The mayor did say, however, that when phone calls are made, they are the most fast-acting way to get the police to respond. He said he once received a call from a restaurant complaining about the number of bikes chained up on the street, in the way of parking meters. The call enabled the Borough to investigate the bike owners and the surrounding area.

"You've got to encourage people to make those kinds of complaints, and then we can follow up on them," said Mayor Reed.

Ms. Trotman said she has made numerous complaints to officials about the trash on Witherspoon Street on Sundays when she is walking to church. However, she said her complaints have not made a difference in the long term.

In addition, the mayor cited Hodge Road, Cleveland Lane and Witherspoon Street as areas where they have found people operating illegal catering businesses out of their homes. "These need to be subject to some system of inspection," he said.

Identifying Violators

Housing violations are difficult to detect, unless visible extra mattresses and refrigerators are dispersed throughout the home, said Mr. Drake. Housing inspections every two years allow for the fire official to check all residences for any evidence of overcrowding, however it is more difficult to catch these landlords at other points in time. Neighbors may call with their suspicions. But, unless they actually see an abundance of people going into the homes and staying there overnight, it is difficult to investigate, said Mr. Drake.

He added that if a police officer enters a home for another legal reason and notices overcrowding, legal action may be taken right away. A few cases have been taken to court, but most were plea-bargained.

Mr. Goldfarb was insistent on finding a quick and speedy solution to overcrowding. "We have people living here in conditions we are not willing to sanction," he said. "We have to restore the system that people have every right to expect we will restore."

Councilman Joe O'Neill said that the problem lies within Princeton as much as it lies in the landlords. "The Borough of Princeton has more potential for minimum wage jobs than any other towns in the area," he said.

Mr.
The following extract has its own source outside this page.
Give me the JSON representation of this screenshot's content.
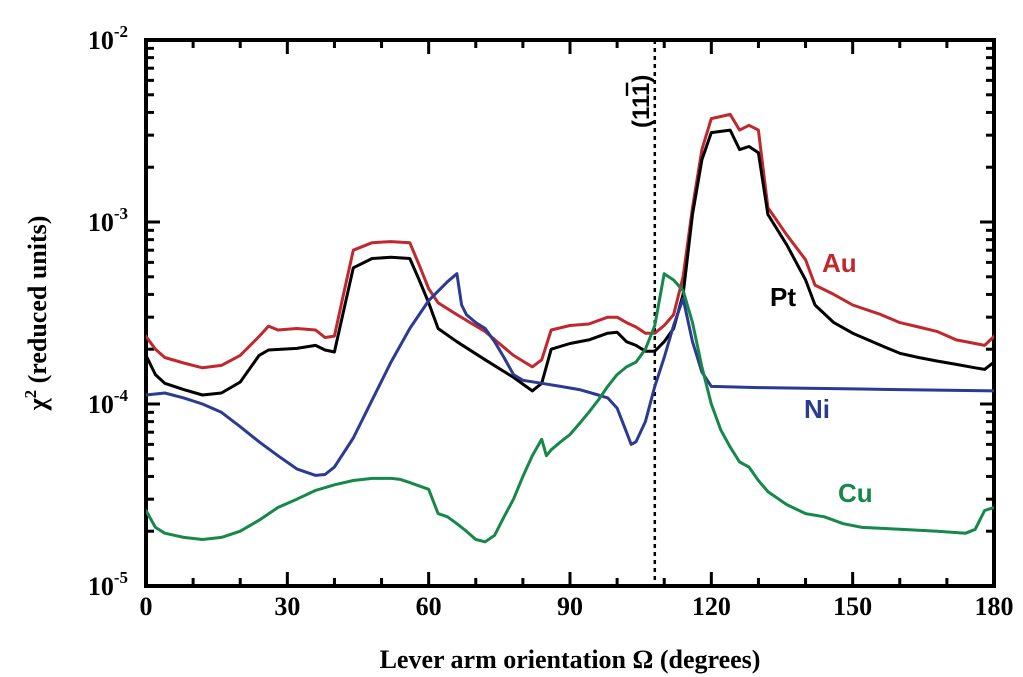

Drake noted that some units have come off the market this past year, including 52 Witherspoon Street, which was one of the more well known cases

in town.

Finding a Solution

Several solutions were suggested by Council members, including forcing all Borough residents to register their bicycles. Councilwoman Peggy Karcher said that perhaps if all bikes were registered, then the Borough could pinpoint where people were living. Mr. Drake refuted the idea, saying that many fear the police and would rather lose their bike than register it.

Councilwoman Wendy Benchley suggested finding these individuals low-cost housing along transit routes in other areas of New Jersey. "It's a lot of people to displace in one fell swoop," she said.

Eric and Minnie Craig, long-time residents on Witherspoon Street, came to the meeting to help fight for the neighbors who have dealt with overcrowding for years. "We see it, we live right in the middle of it," said Mrs. Craig. "We have to go after the landlords."

Mayor Reed suggested cracking down on the known residences with overcrowding problems. "We may not be successful ... but that's how you find the gaps," he said. He said that even if the prosecutions are unsuccessful, the Council will gradually learn the best way to handle the situation in court.

According to Mr. Drake, the Borough is already ahead of other municipalities in enforcing housing laws. He said that other municipalities have asked to view Princeton Borough's ordinances to get a better idea of how to combat the problem. "Princeton Borough is at the head of the curve," he said. "It is not an issue we are alone on by far."